This, however, is just too much:
Iowa Sen. Charles Grassley suggested on Monday that AIG executives should take a Japanese approach toward accepting responsibility for the collapse of the insurance giant by resigning or killing themselves.
…
“I suggest, you know, obviously, maybe they ought to be removed. … But I would suggest the first thing that would make me feel a little bit better toward them if they’d follow the Japanese example and come before the American people and take that deep bow and say, I’m sorry, and then either do one of two things: resign or go commit suicide.
Bob Owens points out that Sen. Grassley took $26,250 from AIG in 2007-2008 alone. Is he ready to take a deep bow, too?
As long as we’ve got the courtroom booked, may I suggest a few other defendants for these show trials? Geithner, Paulson, Bernanke? Any and all members of Congress or either Administration who felt there was no time to waste, and that we should spend first and ask questions later?
I’ve already observed that the outrageous money in question is an outrageous 0.097% of the overall bailout of AIG. If we expend all our outrage now, will there be any outrage left for our children when they grow up and see the outrageous debt their guileless, gullible parents left them?
UPDATE
D’oh! How could I have forgotten?
Senator Chris Dodd (D-Conn.) on Monday night floated the idea of taxing American International Group bonus recipients so the government could recoup the $450 million the company is paying to employees in its financial products unit. Within hours, the idea spread to both houses of Congress, with lawmakers proposing an AIG bonus tax.
While the Senate constructed the $787 billion stimulus last month, Dodd unexpectedly added an executive-compensation restriction to the bill. That amendment provides an “exception for contractually obligated bonuses agreed on before Feb. 11, 2009,” which exempts the very AIG bonuses Dodd and others are seeking to tax. The amendment is in the final version and is law.
Also, Sen. Dodd was AIG’s largest single recipient of campaign donations during the 2008 election cycle with $103,100, according to opensecrets.org.
My friends, no one loves this country more than your humble correspondent. But it’s time you cut New England loose and went on without us. Dodd, Kennedys, Kerry, Frank, Sanders, Leahy, Snowe, Collins—they’ll just slow you down. Maybe a house divided cannot stand—but a house with these lardasses weighing you down will collapse.
Martino said,
March 17, 2009 @ 10:13 am
I suggest that every member of Congress who voted for this insanity put the blade in his stomach, then go up and to the left.
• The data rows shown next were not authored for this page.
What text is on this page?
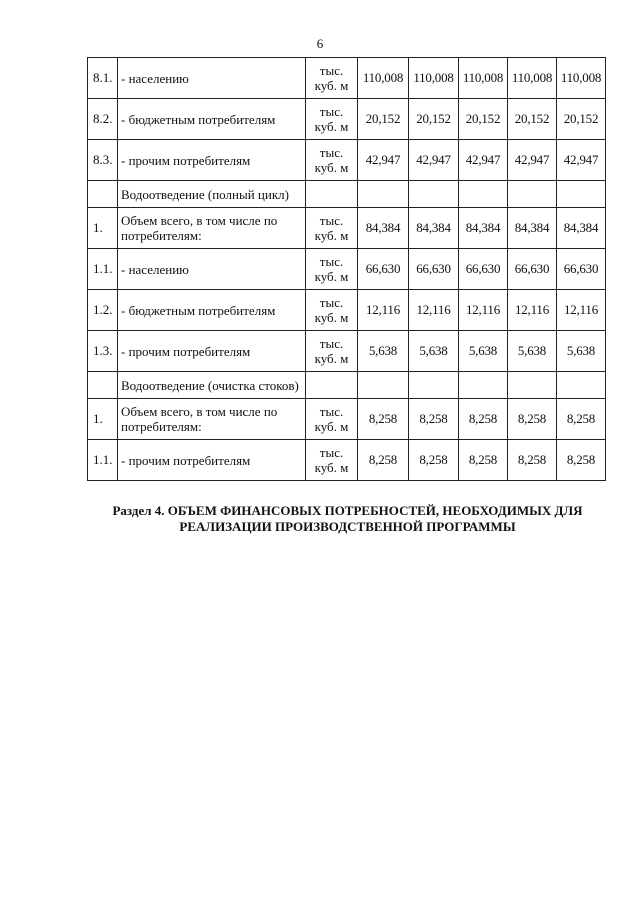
6
8.1.	- населению	тыс. куб. м	110,008	110,008	110,008	110,008	110,008
8.2.	- бюджетным потребителям	тыс. куб. м	20,152	20,152	20,152	20,152	20,152
8.3.	- прочим потребителям	тыс. куб. м	42,947	42,947	42,947	42,947	42,947
	Водоотведение (полный цикл)						
1.	Объем всего, в том числе по потребителям:	тыс. куб. м	84,384	84,384	84,384	84,384	84,384
1.1.	- населению	тыс. куб. м	66,630	66,630	66,630	66,630	66,630
1.2.	- бюджетным потребителям	тыс. куб. м	12,116	12,116	12,116	12,116	12,116
1.3.	- прочим потребителям	тыс. куб. м	5,638	5,638	5,638	5,638	5,638
	Водоотведение (очистка стоков)						
1.	Объем всего, в том числе по потребителям:	тыс. куб. м	8,258	8,258	8,258	8,258	8,258
1.1.	- прочим потребителям	тыс. куб. м	8,258	8,258	8,258	8,258	8,258
Раздел 4. ОБЪЕМ ФИНАНСОВЫХ ПОТРЕБНОСТЕЙ, НЕОБХОДИМЫХ ДЛЯ РЕАЛИЗАЦИИ ПРОИЗВОДСТВЕННОЙ ПРОГРАММЫ
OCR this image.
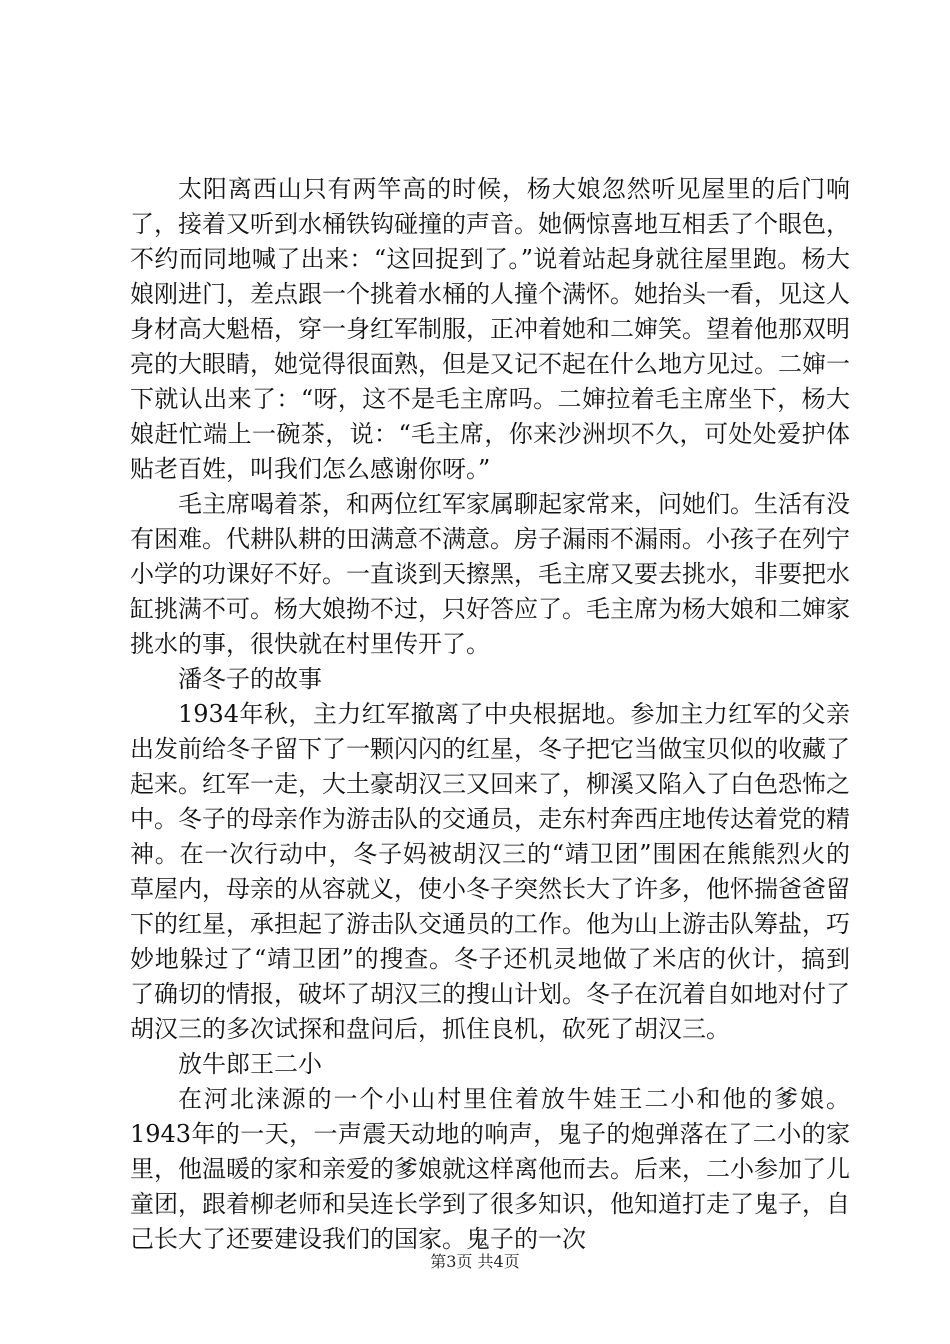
太阳离西山只有两竿高的时候，杨大娘忽然听见屋里的后门响了，接着又听到水桶铁钩碰撞的声音。她俩惊喜地互相丢了个眼色，不约而同地喊了出来：“这回捉到了。”说着站起身就往屋里跑。杨大娘刚进门，差点跟一个挑着水桶的人撞个满怀。她抬头一看，见这人身材高大魁梧，穿一身红军制服，正冲着她和二婶笑。望着他那双明亮的大眼睛，她觉得很面熟，但是又记不起在什么地方见过。二婶一下就认出来了：“呀，这不是毛主席吗。二婶拉着毛主席坐下，杨大娘赶忙端上一碗茶，说：“毛主席，你来沙洲坝不久，可处处爱护体贴老百姓，叫我们怎么感谢你呀。”

毛主席喝着茶，和两位红军家属聊起家常来，问她们。生活有没有困难。代耕队耕的田满意不满意。房子漏雨不漏雨。小孩子在列宁小学的功课好不好。一直谈到天擦黑，毛主席又要去挑水，非要把水缸挑满不可。杨大娘拗不过，只好答应了。毛主席为杨大娘和二婶家挑水的事，很快就在村里传开了。

潘冬子的故事

1934年秋，主力红军撤离了中央根据地。参加主力红军的父亲出发前给冬子留下了一颗闪闪的红星，冬子把它当做宝贝似的收藏了起来。红军一走，大土豪胡汉三又回来了，柳溪又陷入了白色恐怖之中。冬子的母亲作为游击队的交通员，走东村奔西庄地传达着党的精神。在一次行动中，冬子妈被胡汉三的“靖卫团”围困在熊熊烈火的草屋内，母亲的从容就义，使小冬子突然长大了许多，他怀揣爸爸留下的红星，承担起了游击队交通员的工作。他为山上游击队筹盐，巧妙地躲过了“靖卫团”的搜查。冬子还机灵地做了米店的伙计，搞到了确切的情报，破坏了胡汉三的搜山计划。冬子在沉着自如地对付了胡汉三的多次试探和盘问后，抓住良机，砍死了胡汉三。

放牛郎王二小

在河北涞源的一个小山村里住着放牛娃王二小和他的爹娘。1943年的一天，一声震天动地的响声，鬼子的炮弹落在了二小的家里，他温暖的家和亲爱的爹娘就这样离他而去。后来，二小参加了儿童团，跟着柳老师和吴连长学到了很多知识，他知道打走了鬼子，自己长大了还要建设我们的国家。鬼子的一次

第3页 共4页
Hare kiri, it’s not just for defeated Japanese officers any more.
Carol said,
March 17, 2009 @ 11:32 am
Good plan, Martino, but Dodd has to go first. Did no one notice that many of the recipients of the bonuses are outside the US? How does he propose to go about taxing non-citizens?
I just purely hate Congress - there’s just about no one there worth his weight in manure, and they have absolutely no idea what they’re doing. They never heard of the lesson in “Economics in One Lesson” and if they had, they are not possessed of sufficient imagination to actually picture second and third level effects of their noxious behavior.
Michelle Malkin: Career Criminal Politician Chris Dodd: For AIG bonuses before he was against them | USA House Senate Resign or Commit Suicide.com Blogs said,
March 17, 2009 @ 11:44 am
[…] Bloodthirsty Liberal » My Outrage Can Lick Your Outrage [UPDATED] […]
HeckSpawn said,
March 18, 2009 @ 10:47 am
Don’t forget, these are the same Dimocrats that just weeks after getting into leadership of Congress and the Senate, hauled the banking execs on the carpet and demanded to know what they were going to do to get more “poor” folks into their own homes.
Then they cut the oversight of Fannie and Freddie…
Oh, then we have a crisis that’s “just too good to waste”, and we wind up with a Dimocrat in the White House along with control of the Legislature.
And now we’re going to tax ourselves into prosperity…AGAIN!
Neesi said,
March 18, 2009 @ 2:42 pm
Why aren’t they complaining about the contracts with the Auto Union? How many are making higher wages than the rest of us, has health insurance and a pension? The union voted for Obama and Biden, they remain strangely quiet.